What sizes do Steel Woks come in?

They run 12, 14, and 16 inches, all from Omcan and NSF rated. Pick the smaller Steel Woks for quick single orders and the 16 inch for high-volume stir-frying.

Which metal is best for Steel Woks, black iron or stainless?

Black iron heats fast and builds a natural seasoning over time, while stainless resists rust and needs less upkeep. For classic high-heat stir-fry, the black iron Steel Woks give the best sear.

How does a welded joint differ on Steel Woks versus a nailed one?

A welded handle is smooth and sealed to the body, while a nailed joint is riveted on. Both hold up, but welded Steel Woks leave no gap where food can catch, which makes cleanup simpler.

Do these Steel Woks have one handle or two?

Both styles are here. The mandarin Steel Woks carry one long handle for tossing, while the 12 inch double-ear model has two side loops for lifting a heavy load with both hands.

Why choose Steel Woks over a flat fry pan for stir-fry?

The deep, sloped sides toss food fast and keep it moving over high heat. Steel Woks also pool sauce at the bottom, something flat Stainless Steel Fry Pans cannot do as well.

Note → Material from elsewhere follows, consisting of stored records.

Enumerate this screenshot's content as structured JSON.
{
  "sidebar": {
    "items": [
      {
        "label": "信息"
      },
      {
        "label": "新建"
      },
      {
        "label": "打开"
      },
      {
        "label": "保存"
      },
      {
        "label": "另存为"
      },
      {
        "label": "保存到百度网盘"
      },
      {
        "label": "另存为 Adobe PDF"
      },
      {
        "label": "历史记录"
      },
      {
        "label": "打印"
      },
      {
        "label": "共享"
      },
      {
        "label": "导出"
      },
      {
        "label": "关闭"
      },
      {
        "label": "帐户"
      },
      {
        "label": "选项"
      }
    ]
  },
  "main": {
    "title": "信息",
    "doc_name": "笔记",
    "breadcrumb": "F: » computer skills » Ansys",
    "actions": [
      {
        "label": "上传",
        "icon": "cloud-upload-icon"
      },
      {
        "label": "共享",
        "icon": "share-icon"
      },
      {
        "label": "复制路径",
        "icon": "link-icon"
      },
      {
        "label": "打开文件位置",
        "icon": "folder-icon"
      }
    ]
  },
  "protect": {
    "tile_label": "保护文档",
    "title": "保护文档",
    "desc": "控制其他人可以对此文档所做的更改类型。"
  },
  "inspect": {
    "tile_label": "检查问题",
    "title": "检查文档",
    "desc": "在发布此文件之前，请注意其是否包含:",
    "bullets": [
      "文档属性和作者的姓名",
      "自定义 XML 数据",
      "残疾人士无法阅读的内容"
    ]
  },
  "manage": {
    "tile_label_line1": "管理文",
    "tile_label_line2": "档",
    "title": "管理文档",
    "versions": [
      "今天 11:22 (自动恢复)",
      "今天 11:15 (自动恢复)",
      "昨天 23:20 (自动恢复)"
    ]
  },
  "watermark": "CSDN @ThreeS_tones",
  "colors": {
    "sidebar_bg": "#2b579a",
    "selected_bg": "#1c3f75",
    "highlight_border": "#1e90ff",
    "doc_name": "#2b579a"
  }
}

Are Steel Woks ready to use or do they need seasoning first?

The iron ones need seasoning before first use, much like Cast Iron Cookware. Stainless versions among these Steel Woks skip that step and cook right away.

Should I match Steel Woks to my burner or buy a wok ring?

Round-bottom Steel Woks need a wok ring or a wok range to sit steady on a flat burner. Size the ring to the wok, then pair it with Skimmers to lift food out fast.